In fact, the Washington Examiner asked in its headline, “Did Captain America Become Captain Anti-America?” while one of the fictional titles says “Sam Wilson: Captain Anti-America”. But perhaps the most egregious statement came at the end of the Fox & Friends segment, when Heather Childers concluded with, “Keep politics out of the comics, that’s what I’m saying. “
I do not agree. Political and social commentary in the comics can only be a good thing, and Marvel’s intervention on this controversial issue is a positive step. Not only does this match the company’s recent move towards diversity and inclusiveness, it also creates an opportunity for real change. With increased portrayal of women and people of color, comics have shown children that anyone is capable of doing good, that anyone can be a hero. Ms. Marvel’s 2014 comic depicts cultural insensitivity and positively portrays a Pakistani family. Likewise, the enormous success of female characters in Thor, Spider-Gwen, and Silk provides a powerful role model for young girls.
In the 1960s, as the civil rights movement intensified, Marvel first released the X Men. From the outset, the X MenThe oppressed minority status of has alluded to all kinds of discrimination, in particular racism and anti-Semitism. A generation of kids were raised in comics and television who criticized the idea of hating those who are different from you.
While Captain America has rarely taken such a specific stance on a political issue, now is the most important time to do so.
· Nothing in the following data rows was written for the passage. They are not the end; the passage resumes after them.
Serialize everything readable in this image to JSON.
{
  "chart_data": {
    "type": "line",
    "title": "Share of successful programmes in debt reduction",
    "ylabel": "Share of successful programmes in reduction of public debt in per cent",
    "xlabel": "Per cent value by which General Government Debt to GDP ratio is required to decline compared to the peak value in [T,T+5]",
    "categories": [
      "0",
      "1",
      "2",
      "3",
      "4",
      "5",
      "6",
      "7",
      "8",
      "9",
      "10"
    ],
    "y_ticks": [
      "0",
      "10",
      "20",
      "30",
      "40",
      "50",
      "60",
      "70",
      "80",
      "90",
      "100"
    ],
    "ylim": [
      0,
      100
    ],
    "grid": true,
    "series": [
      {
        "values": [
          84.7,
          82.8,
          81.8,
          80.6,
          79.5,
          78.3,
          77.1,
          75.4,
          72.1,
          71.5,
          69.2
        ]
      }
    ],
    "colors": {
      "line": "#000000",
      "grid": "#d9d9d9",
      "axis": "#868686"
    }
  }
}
In an increasingly polarized America, where the professions of patriotism seem trivial at best and chauvinistic at worst, he must take sides with injustice and inequality.
Captain America must be Following than a simple symbol.
Marc Daalder is a writer and student living in Massachusetts. He attends Amherst College and spends his free time Tweeter, blog and write fiction. It was published in In these times, the Financial Time, and the student publicationCA voice.